Mi mamá le daba agua, le llenaba el termo. Le dábamos ropa, zapatos. De que murió la mamá él cambió, después se quemó la casa. Abajito trataron de acomodarle un pedazo para que pudiera vivir, que no quedara en la calle.

No sé qué va a pasar con esto porque hay un hermano que está en el sanatorio. Tenía un hermano en Canadá que le mandaba cuarenta lucas mensuales, aparte del hermano que tiene una botillería frente a unos departamentos. Allá se iba a bañar, pero decía que el hermano le daba color. Aparte que tenía esa enfermedad del Parkinson, tomaba mucho, fumaba ya demasiado, nosotros decimos que tiene que haberle dado un infarto porque tomó mucho el día anterior. Compraba esas petacas de ron, esas chiquititas, si no vino, lo que tuviera.

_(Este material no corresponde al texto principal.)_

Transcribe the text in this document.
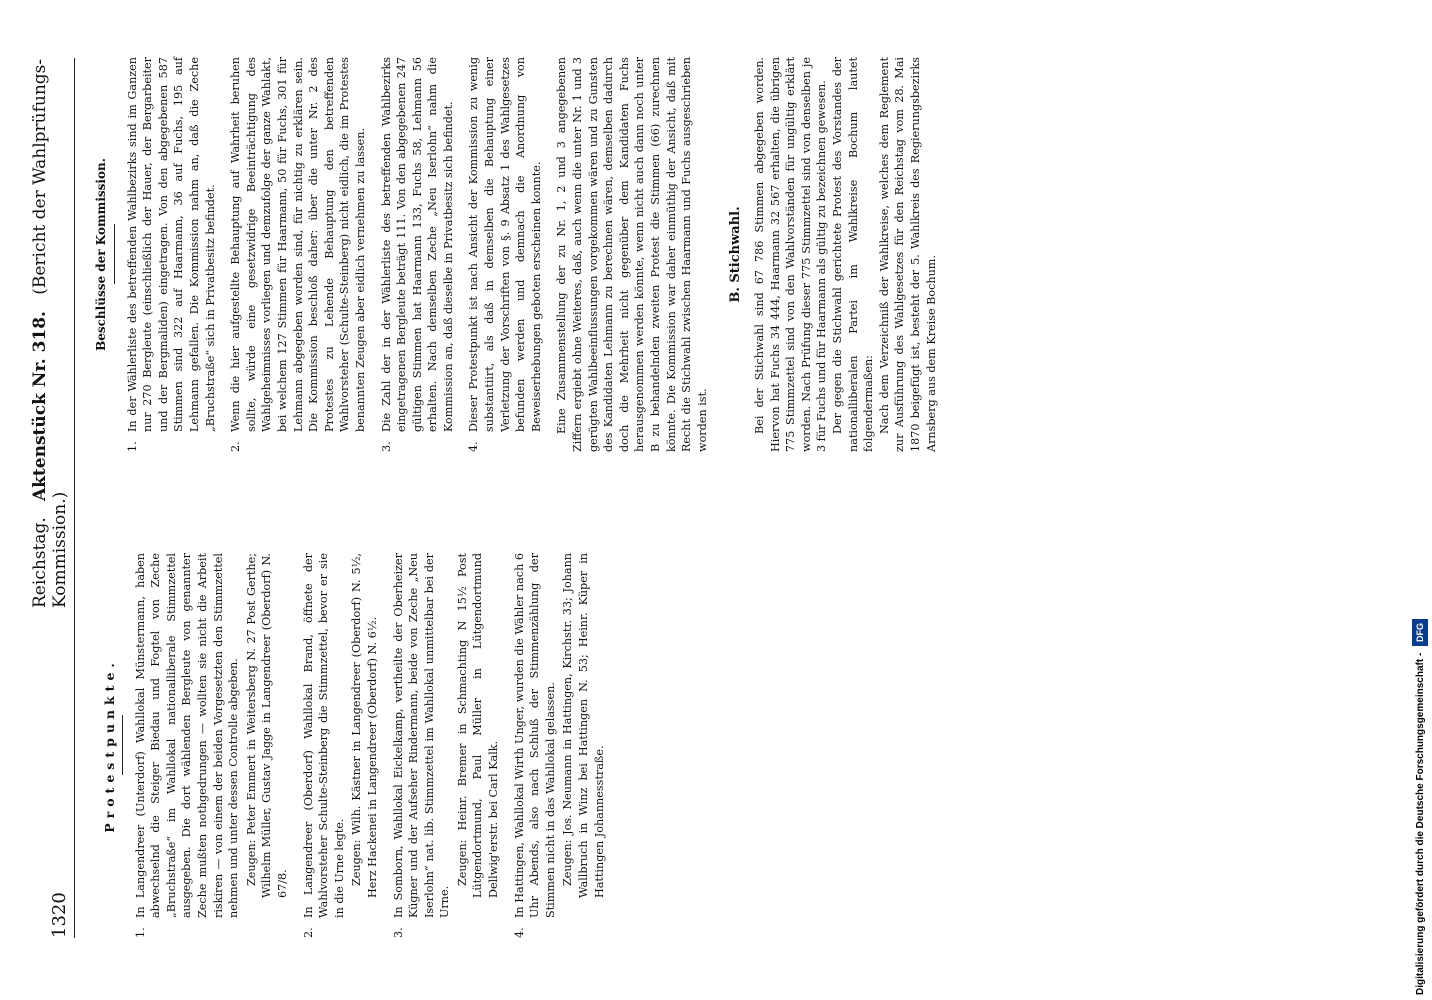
1320
Reichstag.   Aktenstück Nr. 318.   (Bericht der Wahlprüfungs-Kommission.)
Protestpunkte.
1.
In Langendreer (Unterdorf) Wahllokal Münstermann, haben abwechselnd die Steiger Biedau und Fogtel von Zeche „Bruchstraße“ im Wahllokal nationalliberale Stimmzettel ausgegeben. Die dort wählenden Bergleute von genannter Zeche mußten nothgedrungen — wollten sie nicht die Arbeit riskiren — von einem der beiden Vorgesetzten den Stimmzettel nehmen und unter dessen Controlle abgeben. Zeugen: Peter Emmert in Weitersberg N. 27 Post Gerthe; Wilhelm Müller, Gustav Jagge in Langendreer (Oberdorf) N. 67/8.
2.
In Langendreer (Oberdorf) Wahllokal Brand, öffnete der Wahlvorsteher Schulte-Steinberg die Stimmzettel, bevor er sie in die Urne legte. Zeugen: Wilh. Kästner in Langendreer (Oberdorf) N. 5½, Herz Hackenei in Langendreer (Oberdorf) N. 6½.
3.
In Somborn, Wahllokal Eickelkamp, vertheilte der Oberheizer Kügner und der Aufseher Rindermann, beide von Zeche „Neu Iserlohn“ nat. lib. Stimmzettel im Wahllokal unmittelbar bei der Urne.
Zeugen: Heinr. Bremer in Schmachting N 15½ Post Lütgendortmund, Paul Müller in Lütgendortmund Dellwig'erstr. bei Carl Kalk.
4.
In Hattingen, Wahllokal Wirth Unger, wurden die Wähler nach 6 Uhr Abends, also nach Schluß der Stimmenzählung der Stimmen nicht in das Wahllokal gelassen. Zeugen: Jos. Neumann in Hattingen, Kirchstr. 33; Johann Wallbruch in Winz bei Hattingen N. 53; Heinr. Küper in Hattingen Johannesstraße.
Beschlüsse der Kommission.
1.
In der Wählerliste des betreffenden Wahlbezirks sind im Ganzen nur 270 Bergleute (einschließlich der Hauer, der Bergarbeiter und der Bergmaliden) eingetragen. Von den abgegebenen 587 Stimmen sind 322 auf Haarmann, 36 auf Fuchs, 195 auf Lehmann gefallen. Die Kommission nahm an, daß die Zeche „Bruchstraße“ sich in Privatbesitz befindet.
2.
Wenn die hier aufgestellte Behauptung auf Wahrheit beruhen sollte, würde eine gesetzwidrige Beeinträchtigung des Wahlgeheimnisses vorliegen und demzufolge der ganze Wahlakt, bei welchem 127 Stimmen für Haarmann, 50 für Fuchs, 301 für Lehmann abgegeben worden sind, für nichtig zu erklären sein. Die Kommission beschloß daher: über die unter Nr. 2 des Protestes zu Lehende Behauptung den betreffenden Wahlvorsteher (Schulte-Steinberg) nicht eidlich, die im Protestes benannten Zeugen aber eidlich vernehmen zu lassen.
3.
Die Zahl der in der Wählerliste des betreffenden Wahlbezirks eingetragenen Bergleute beträgt 111. Von den abgegebenen 247 gültigen Stimmen hat Haarmann 133, Fuchs 58, Lehmann 56 erhalten. Nach demselben Zeche „Neu Iserlohn“ nahm die Kommission an, daß dieselbe in Privatbesitz sich befindet.
4.
Dieser Protestpunkt ist nach Ansicht der Kommission zu wenig substantiirt, als daß in demselben die Behauptung einer Verletzung der Vorschriften von §. 9 Absatz 1 des Wahlgesetzes befunden werden und demnach die Anordnung von Beweiserhebungen geboten erscheinen konnte. Eine Zusammenstellung der zu Nr. 1, 2 und 3 angegebenen Ziffern ergiebt ohne Weiteres, daß, auch wenn die unter Nr. 1 und 3 gerügten Wahlbeeinflussungen vorgekommen wären und zu Gunsten des Kandidaten Lehmann zu berechnen wären, demselben dadurch doch die Mehrheit nicht gegenüber dem Kandidaten Fuchs herausgenommen werden könnte, wenn nicht auch dann noch unter B zu behandelnden zweiten Protest die Stimmen (66) zurechnen könnte. Die Kommission war daher einmüthig der Ansicht, daß mit Recht die Stichwahl zwischen Haarmann und Fuchs ausgeschrieben worden ist.

B. Stichwahl. Bei der Stichwahl sind 67 786 Stimmen abgegeben worden. Hiervon hat Fuchs 34 444, Haarmann 32 567 erhalten, die übrigen 775 Stimmzettel sind von den Wahlvorständen für ungültig erklärt worden. Nach Prüfung dieser 775 Stimmzettel sind von denselben je 3 für Fuchs und für Haarmann als gültig zu bezeichnen gewesen. Der gegen die Stichwahl gerichtete Protest des Vorstandes der nationalliberalen Partei im Wahlkreise Bochum lautet folgendermaßen: Nach dem Verzeichniß der Wahlkreise, welches dem Reglement zur Ausführung des Wahlgesetzes für den Reichstag vom 28. Mai 1870 beigefügt ist, besteht der 5. Wahlkreis des Regierungsbezirks Arnsberg aus dem Kreise Bochum.

Digitalisierung gefördert durch die Deutsche Forschungsgemeinschaft - DFG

Siempre que tomaba no venía a almorzar, y se le guardaba la comida para el otro día. Como no venía a comer a la casa hace dos días mi mamá lo fue a ver el día lunes y no abría nadie, y ahí con los vecinos llamó a Carabineros. El Óscar le entregó llave en caso de que pase algo, no quiso abrir la puerta porque le da miedo. Sabía que el día anterior estaba tomando, su parkinson demasiado avanzado. Fea la muerte, solo.

Sabíamos que era escritor.

Él se levantaba a las siete, ocho de la mañana. Hay un negocio allá abajo y se sentaba al frente en unas banquitas. Con esto de la cuarentena unos jóvenes le venían a dejar almuerzos todos los días y en la noche comía en la casa. No tenía nada que hacer, no tenía tele, agua, luz, no tenía nada.

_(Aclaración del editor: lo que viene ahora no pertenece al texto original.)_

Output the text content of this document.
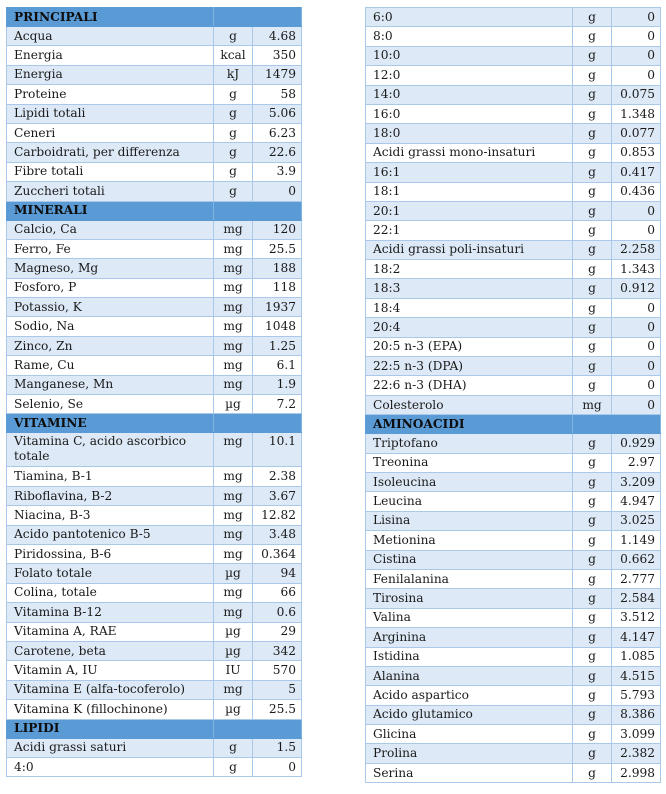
PRINCIPALI		
Acqua	g	4.68
Energia	kcal	350
Energia	kJ	1479
Proteine	g	58
Lipidi totali	g	5.06
Ceneri	g	6.23
Carboidrati, per differenza	g	22.6
Fibre totali	g	3.9
Zuccheri totali	g	0
MINERALI		
Calcio, Ca	mg	120
Ferro, Fe	mg	25.5
Magneso, Mg	mg	188
Fosforo, P	mg	118
Potassio, K	mg	1937
Sodio, Na	mg	1048
Zinco, Zn	mg	1.25
Rame, Cu	mg	6.1
Manganese, Mn	mg	1.9
Selenio, Se	µg	7.2
VITAMINE		
Vitamina C, acido ascorbico totale	mg	10.1
Tiamina, B-1	mg	2.38
Riboflavina, B-2	mg	3.67
Niacina, B-3	mg	12.82
Acido pantotenico B-5	mg	3.48
Piridossina, B-6	mg	0.364
Folato totale	µg	94
Colina, totale	mg	66
Vitamina B-12	mg	0.6
Vitamina A, RAE	µg	29
Carotene, beta	µg	342
Vitamin A, IU	IU	570
Vitamina E (alfa-tocoferolo)	mg	5
Vitamina K (fillochinone)	µg	25.5
LIPIDI		
Acidi grassi saturi	g	1.5
4:0	g	0
6:0	g	0
8:0	g	0
10:0	g	0
12:0	g	0
14:0	g	0.075
16:0	g	1.348
18:0	g	0.077
Acidi grassi mono-insaturi	g	0.853
16:1	g	0.417
18:1	g	0.436
20:1	g	0
22:1	g	0
Acidi grassi poli-insaturi	g	2.258
18:2	g	1.343
18:3	g	0.912
18:4	g	0
20:4	g	0
20:5 n-3 (EPA)	g	0
22:5 n-3 (DPA)	g	0
22:6 n-3 (DHA)	g	0
Colesterolo	mg	0
AMINOACIDI		
Triptofano	g	0.929
Treonina	g	2.97
Isoleucina	g	3.209
Leucina	g	4.947
Lisina	g	3.025
Metionina	g	1.149
Cistina	g	0.662
Fenilalanina	g	2.777
Tirosina	g	2.584
Valina	g	3.512
Arginina	g	4.147
Istidina	g	1.085
Alanina	g	4.515
Acido aspartico	g	5.793
Acido glutamico	g	8.386
Glicina	g	3.099
Prolina	g	2.382
Serina	g	2.998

Antes de esto, se iba temprano, a las diez se iba a vender libros y se venía a las cuatro o cinco de la tarde, porque después en Victoria no andaba nadie. Se conformaba con lo que vendiera, con dos o tres lucas, lo que le importaba era sus cigarros y su vino, porque tendría para comer.

Lo llevaron a la Parroquia Andacollo, en Washington. Al otro día fue súper rápido, a las once de la mañana el funeral.